The governor of Istanbul announced Friday that pride events scheduled to begin on Sunday have been banned.
"The organization of a meeting and demonstration march on the mentioned dates will not be allowed by our governorate for the safety of our citizens, first and foremost the participants’, and for public order," said a press statement from the governor's office.
Sunday's event would be the 13th year of Istanbul's pride march, a festival that started with just 30 participants in 2003 and grew to tens of thousands in recent years. But last year Turkish officials banned the event an hour before it was due to begin, and police used tear gas and water cannons at pride marchers throughout the city well into the night.
The march had been threatened by factions of the Turkish far right and Islamist groups.
"We will never, ever allow such Immorality, like this march that is called 'honor' but really it is immoral, that touch the nation’s nerves, to be normalized or encouraged," said a group linked to the ultranationalist Great Union Party (BPP).

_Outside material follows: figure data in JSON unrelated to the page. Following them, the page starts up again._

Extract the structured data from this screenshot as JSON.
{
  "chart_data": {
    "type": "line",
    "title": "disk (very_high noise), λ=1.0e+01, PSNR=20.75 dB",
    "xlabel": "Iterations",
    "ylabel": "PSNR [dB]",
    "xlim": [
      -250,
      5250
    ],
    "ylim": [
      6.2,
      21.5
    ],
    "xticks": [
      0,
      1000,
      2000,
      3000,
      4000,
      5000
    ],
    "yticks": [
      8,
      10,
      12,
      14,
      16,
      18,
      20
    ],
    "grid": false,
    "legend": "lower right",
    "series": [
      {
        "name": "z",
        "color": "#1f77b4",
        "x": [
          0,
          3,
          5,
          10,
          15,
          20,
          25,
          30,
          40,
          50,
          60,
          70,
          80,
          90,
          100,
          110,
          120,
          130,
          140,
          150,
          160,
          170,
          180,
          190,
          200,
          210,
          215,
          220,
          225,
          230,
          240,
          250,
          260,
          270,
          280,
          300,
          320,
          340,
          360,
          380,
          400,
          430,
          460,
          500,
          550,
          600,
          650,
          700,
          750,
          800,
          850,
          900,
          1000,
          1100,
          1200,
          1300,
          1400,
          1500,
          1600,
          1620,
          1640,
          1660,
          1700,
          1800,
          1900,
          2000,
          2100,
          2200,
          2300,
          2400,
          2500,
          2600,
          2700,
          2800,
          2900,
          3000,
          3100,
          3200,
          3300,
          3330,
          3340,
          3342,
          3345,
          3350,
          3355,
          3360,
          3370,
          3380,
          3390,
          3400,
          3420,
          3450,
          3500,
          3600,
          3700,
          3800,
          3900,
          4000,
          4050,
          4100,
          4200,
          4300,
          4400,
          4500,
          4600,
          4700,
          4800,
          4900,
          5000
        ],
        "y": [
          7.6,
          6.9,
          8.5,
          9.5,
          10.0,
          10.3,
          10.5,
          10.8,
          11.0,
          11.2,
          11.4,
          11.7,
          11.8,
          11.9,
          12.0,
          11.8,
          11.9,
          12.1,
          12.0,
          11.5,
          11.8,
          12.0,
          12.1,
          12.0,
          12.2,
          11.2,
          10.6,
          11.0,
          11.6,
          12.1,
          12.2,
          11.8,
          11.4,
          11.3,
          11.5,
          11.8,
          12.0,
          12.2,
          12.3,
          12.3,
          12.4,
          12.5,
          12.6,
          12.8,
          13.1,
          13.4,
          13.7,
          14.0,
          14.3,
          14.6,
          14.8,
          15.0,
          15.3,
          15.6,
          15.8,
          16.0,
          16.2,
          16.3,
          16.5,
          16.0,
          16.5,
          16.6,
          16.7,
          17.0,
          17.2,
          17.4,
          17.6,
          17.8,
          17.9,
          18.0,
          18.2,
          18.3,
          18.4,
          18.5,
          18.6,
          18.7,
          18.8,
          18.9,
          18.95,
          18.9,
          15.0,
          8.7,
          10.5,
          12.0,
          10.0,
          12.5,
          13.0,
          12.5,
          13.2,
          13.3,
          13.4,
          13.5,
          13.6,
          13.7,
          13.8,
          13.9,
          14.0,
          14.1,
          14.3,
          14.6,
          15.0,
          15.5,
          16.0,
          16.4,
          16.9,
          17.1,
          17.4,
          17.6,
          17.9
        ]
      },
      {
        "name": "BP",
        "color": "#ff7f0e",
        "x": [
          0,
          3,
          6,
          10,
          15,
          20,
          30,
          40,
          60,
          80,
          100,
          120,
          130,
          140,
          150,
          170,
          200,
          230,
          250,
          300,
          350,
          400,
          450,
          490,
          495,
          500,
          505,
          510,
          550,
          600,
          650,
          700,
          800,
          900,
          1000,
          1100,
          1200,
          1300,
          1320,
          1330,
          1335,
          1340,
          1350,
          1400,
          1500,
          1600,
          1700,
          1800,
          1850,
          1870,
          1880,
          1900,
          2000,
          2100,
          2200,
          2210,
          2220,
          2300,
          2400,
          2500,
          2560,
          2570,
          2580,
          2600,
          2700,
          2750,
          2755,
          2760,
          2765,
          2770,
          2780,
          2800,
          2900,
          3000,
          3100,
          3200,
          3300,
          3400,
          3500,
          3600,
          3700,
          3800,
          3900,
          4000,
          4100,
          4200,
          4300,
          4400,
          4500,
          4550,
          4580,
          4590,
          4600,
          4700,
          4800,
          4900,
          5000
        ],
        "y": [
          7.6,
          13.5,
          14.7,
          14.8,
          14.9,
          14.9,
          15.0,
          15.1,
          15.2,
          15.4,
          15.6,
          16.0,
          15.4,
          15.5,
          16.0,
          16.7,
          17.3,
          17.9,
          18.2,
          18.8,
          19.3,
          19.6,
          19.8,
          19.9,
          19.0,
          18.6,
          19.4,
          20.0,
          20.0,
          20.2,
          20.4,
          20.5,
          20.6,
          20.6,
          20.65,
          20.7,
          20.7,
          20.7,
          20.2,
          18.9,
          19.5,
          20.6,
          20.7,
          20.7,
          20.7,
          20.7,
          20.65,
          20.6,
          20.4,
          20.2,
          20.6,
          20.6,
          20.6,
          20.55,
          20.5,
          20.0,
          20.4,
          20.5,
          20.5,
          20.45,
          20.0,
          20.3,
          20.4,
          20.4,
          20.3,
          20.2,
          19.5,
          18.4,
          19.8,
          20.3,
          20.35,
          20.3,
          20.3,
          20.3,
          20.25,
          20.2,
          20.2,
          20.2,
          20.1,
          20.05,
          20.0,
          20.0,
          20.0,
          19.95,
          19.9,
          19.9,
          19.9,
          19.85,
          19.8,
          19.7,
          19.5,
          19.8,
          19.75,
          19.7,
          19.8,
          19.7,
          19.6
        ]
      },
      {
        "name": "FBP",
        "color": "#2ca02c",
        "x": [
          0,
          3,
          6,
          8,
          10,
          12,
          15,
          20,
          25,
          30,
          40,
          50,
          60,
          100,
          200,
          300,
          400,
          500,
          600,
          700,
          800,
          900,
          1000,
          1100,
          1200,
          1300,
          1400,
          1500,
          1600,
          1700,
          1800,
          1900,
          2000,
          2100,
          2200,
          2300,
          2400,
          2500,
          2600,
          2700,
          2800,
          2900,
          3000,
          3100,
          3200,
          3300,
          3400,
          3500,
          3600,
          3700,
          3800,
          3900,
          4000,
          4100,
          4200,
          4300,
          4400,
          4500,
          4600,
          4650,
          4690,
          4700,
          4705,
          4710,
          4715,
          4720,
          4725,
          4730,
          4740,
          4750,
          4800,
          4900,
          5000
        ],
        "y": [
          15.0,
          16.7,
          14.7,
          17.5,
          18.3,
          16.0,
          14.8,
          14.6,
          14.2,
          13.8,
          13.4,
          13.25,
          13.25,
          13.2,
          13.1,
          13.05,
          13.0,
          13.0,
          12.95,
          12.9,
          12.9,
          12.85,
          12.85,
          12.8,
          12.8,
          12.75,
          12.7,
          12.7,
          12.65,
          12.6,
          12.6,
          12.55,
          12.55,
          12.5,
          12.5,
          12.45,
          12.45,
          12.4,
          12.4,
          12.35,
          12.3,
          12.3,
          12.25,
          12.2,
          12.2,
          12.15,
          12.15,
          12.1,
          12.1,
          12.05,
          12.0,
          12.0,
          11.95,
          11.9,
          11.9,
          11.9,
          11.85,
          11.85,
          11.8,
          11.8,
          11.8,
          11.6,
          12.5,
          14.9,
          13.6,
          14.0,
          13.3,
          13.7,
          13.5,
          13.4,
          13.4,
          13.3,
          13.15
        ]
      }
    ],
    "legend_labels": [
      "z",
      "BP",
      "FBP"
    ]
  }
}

"We will not allow this disgrace," declared a group called Muslim Anatolian Youth, which pledged to organize a counterprotest on June 19. The announcement was followed by comments including "If there is no explosion, we will meet [LGBT marchers] in the square" and "I am looking forward to the day when your heads will be halal," according to screen images captured by pride march organizers.
March organizers are bracing for violence, especially after the shooting of 49 people in a Florida gay nightclub last weekend by Omar Mateen, who officials said called 911 and pledged allegiance to ISIS before the attack.
"We are now so afraid after what happened in Orlando because we can see that it gave courage to the Islamist groups here," said Görkem Ulumeric, a pride organizer.
But these fears were made worse after Enes Babacan with the Milat newspaper posted a note on his Facebook page on June 12. “Greetings to the jihadis who have spread fear in the hearts of the infidels in the U.S.,” the note read. "The martyr has given the homosexuals the lesson they deserve, rest in peace."
Ulumeric said the pride organizers were meeting on Friday night to decide how to respond to the governor's ban. The first step would likely be to appeal to the courts, but Ulumeric said some of the organizers were already discussing marching even if the ban remains in effect.
Istanbul Pride is one of the few pride events in the region, and last year organizers had expected 100,000 people to participate. With few opportunities for LGBT people to publicly express their sexual identity in the Muslim world — in recent years, ISIS has been known to execute allegedly gay men a part of its propaganda — the event holds symbolic importance.
While Turkey is a secular state and its government has also been targeted by ISIS, it is governed by the Islamist AKP, and Ulumeric said the shutdown of the parade has put it on the side of extremist groups against the rights of LGBT people in the country.
"Our government is not that different from those groups," he said.